Mexico City @ February 2011

Soundtrack of MC: 
Maria Callas (divine sound) 
Element of Crime (german pop)
Benjamin Biolay (French SS/ pop)


Liveablitity score (worse 1-5 best)
Sustainability: 2
Sociodiversity: 1
Public transport: 3
Creative Index: 3



Mexico City @ February 2011

Beautiful celebration of a birthday with dottore Ignacio MR and friends, nice and smart people. 





Mexico City @ February 2011

MC has got all features of a megapolis. The vivid local cultures including contemporary arts as they are music, cinema and design seem to determine the new/old face of the town.
A paradoxical mix of accelerated urbanization by means of local area gentrification, absolute rise of service branches, huge amount of art hot spots, merchandizing, restaurants and the multinational coffee chop chains  and proliferation of mass media and the most rapid growing realm of telecommunication tools, companies and innovations. At the same time MC tries to keep stand, to preserve historic monuments and documents with big efforts by the metropolitan area government in terms of having moments of de-acceleration, what might be useful for conservatives and elderlies and calming down the political aristocracy.






Mexico City @ January 2011

Day 2

A wonderful sunny Monday, let' s call it a normal Monday, where people go to work, please their live partners, send some flowers to the other beloved ones, and if free of action, than going to the town making errands, buying useless things, which look good, or even ugly in the eyes of those beloved ones, who get no flowers. This is a normal Monday. And not to forget, those kids, oppressed and pressured to go to their schools after this biutiful ( Mexican expression for Schönheit) weekend.

I tried to emulate the second version, namely, walking around in Centro Historico of MC, watching those who have been on the way from work to lunch or vice versa, those who have been talking to their selfs while walking with a tempered pace on streets and those who have been looking for some salvation in the absolute beauty of this town.

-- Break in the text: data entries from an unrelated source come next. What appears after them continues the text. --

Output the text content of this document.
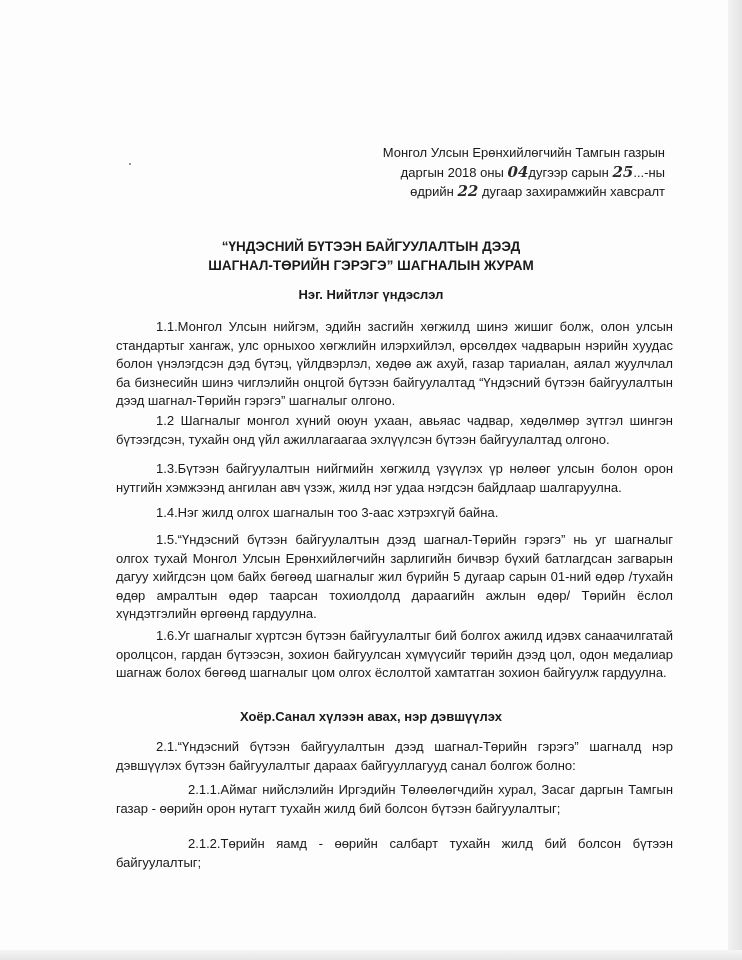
Монгол Улсын Ерөнхийлөгчийн Тамгын газрын
даргын 2018 оны 04дугээр сарын 25...-ны
өдрийн 22 дугаар захирамжийн хавсралт
“ҮНДЭСНИЙ БҮТЭЭН БАЙГУУЛАЛТЫН ДЭЭД
ШАГНАЛ-ТӨРИЙН ГЭРЭГЭ” ШАГНАЛЫН ЖУРАМ
Нэг. Нийтлэг үндэслэл
1.1.Монгол Улсын нийгэм, эдийн засгийн хөгжилд шинэ жишиг болж, олон улсын стандартыг хангаж, улс орныхоо хөгжлийн илэрхийлэл, өрсөлдөх чадварын нэрийн хуудас болон үнэлэгдсэн дэд бүтэц, үйлдвэрлэл, хөдөө аж ахуй, газар тариалан, аялал жуулчлал ба бизнесийн шинэ чиглэлийн онцгой бүтээн байгуулалтад “Үндэсний бүтээн байгуулалтын дээд шагнал-Төрийн гэрэгэ” шагналыг олгоно.
1.2 Шагналыг монгол хүний оюун ухаан, авьяас чадвар, хөдөлмөр зүтгэл шингэн бүтээгдсэн, тухайн онд үйл ажиллагаагаа эхлүүлсэн бүтээн байгуулалтад олгоно.
1.3.Бүтээн байгуулалтын нийгмийн хөгжилд үзүүлэх үр нөлөөг улсын болон орон нутгийн хэмжээнд ангилан авч үзэж, жилд нэг удаа нэгдсэн байдлаар шалгаруулна.
1.4.Нэг жилд олгох шагналын тоо 3-аас хэтрэхгүй байна.
1.5.“Үндэсний бүтээн байгуулалтын дээд шагнал-Төрийн гэрэгэ” нь уг шагналыг олгох тухай Монгол Улсын Ерөнхийлөгчийн зарлигийн бичвэр бүхий батлагдсан загварын дагуу хийгдсэн цом байх бөгөөд шагналыг жил бүрийн 5 дугаар сарын 01-ний өдөр /тухайн өдөр амралтын өдөр таарсан тохиолдолд дараагийн ажлын өдөр/ Төрийн ёслол хүндэтгэлийн өргөөнд гардуулна.
1.6.Уг шагналыг хүртсэн бүтээн байгуулалтыг бий болгох ажилд идэвх санаачилгатай оролцсон, гардан бүтээсэн, зохион байгуулсан хүмүүсийг төрийн дээд цол, одон медалиар шагнаж болох бөгөөд шагналыг цом олгох ёслолтой хамтатган зохион байгуулж гардуулна.
Хоёр.Санал хүлээн авах, нэр дэвшүүлэх
2.1.“Үндэсний бүтээн байгуулалтын дээд шагнал-Төрийн гэрэгэ” шагналд нэр дэвшүүлэх бүтээн байгуулалтыг дараах байгууллагууд санал болгож болно:
2.1.1.Аймаг нийслэлийн Иргэдийн Төлөөлөгчдийн хурал, Засаг даргын Тамгын газар - өөрийн орон нутагт тухайн жилд бий болсон бүтээн байгуулалтыг;
2.1.2.Төрийн яамд - өөрийн салбарт тухайн жилд бий болсон бүтээн байгуулалтыг;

Centro historico seems to have two basically different faces. The One belongs to the visitors from outside, from Mexican countryside, amazed to the radical speechlessness of a fellow wandering and wondering in the city. These folks reinvent daily the town, they give to it a demonial face, a Fratze ( German word, indeed, see Bertolt Brecht or Heiner Müller) under the mild sun of early afternoon. I believe, just believe and nothing more, that this specific looking-at of paysannes in the city generally implies a dilemmatic background. On the one hand, a subtil curiosity about all those citoyens, all those "rich people" of the town, about their habits, their dreams and their pleasures. There is no sorrow of work, there is no pain of life in perception of men and women arriving just right now in town. On the other hand, a dark abyss of envy and get hatred. An evident, and not at all metaphorised, opponence to anything the town people say or do; think or desire. Looking in their eyes will miror you the dialectics. Then we encounter visitors from outside, overseas, mostly. I am not sure what visitors from other countries of Americas likely to be, when they exploring MC, we should, may by, just ask them. Visitors from transatlantic, mainely French, German or Italians might have other dialectics. They, I guess, would have loved having the entire glory, shine, beauty and petrified memories in their own places. They reinevent and keep reimagining "Ciudad de Mexico" as a theme park, as a neutralized, almost depressed (= de. pressed) and decompressed place, free and apart of the anthropologic filling and content. MC as a strategy, a fatal one. Images of European visitors are not concordant at all of those autochthon landpeople. The significant difference is a gap, a sulcus metahistoricus, between European perception of history, as a linear space of transformations of the outer world, made and rearranged mainly by Europeans and autochthon land based proletarians 's understanding of history as a disrutptive sequence of battles for autonomy and persistence power of town people, made possible by destiny, bishops, law and absence of god. European visitors, with their big, very big hearts, love Mexico, not really this very real place, this very real people, they love an image, a dramatic sequence of their own. They love a picture: induced by desires; rearranged by words, rebuilt by forgetness, restructured by visions.

Beyond fears and laughs of paysannes and European tourists, both are lovely, loveable, and nice, for sure, beyond their both paranoia and desires, Mexico City/ Ciuadad de Mexico is at Monday, at a normal Monday a biutiful place to be, pleasing the coolness of elderly women, dressed perfectly, walking in a manner, as if their were in deep dreams, touching walls of buildings built long long time ago, hunderts of years of solitude, built on bones and blood and heads and stories of former habitants by Spanish noble men and Spanish god' s men in the name of salvation and in the name Of Messias.

Mexico City, at Five of afternoon is a marvellous cacke with un Americano, looking at small kids selling things at the corner, feeling the impertinent presence of police anywhere, window shopping at Cinco Mayo, here and now, this town is at five of afternoon mild, slow and full of live, real live.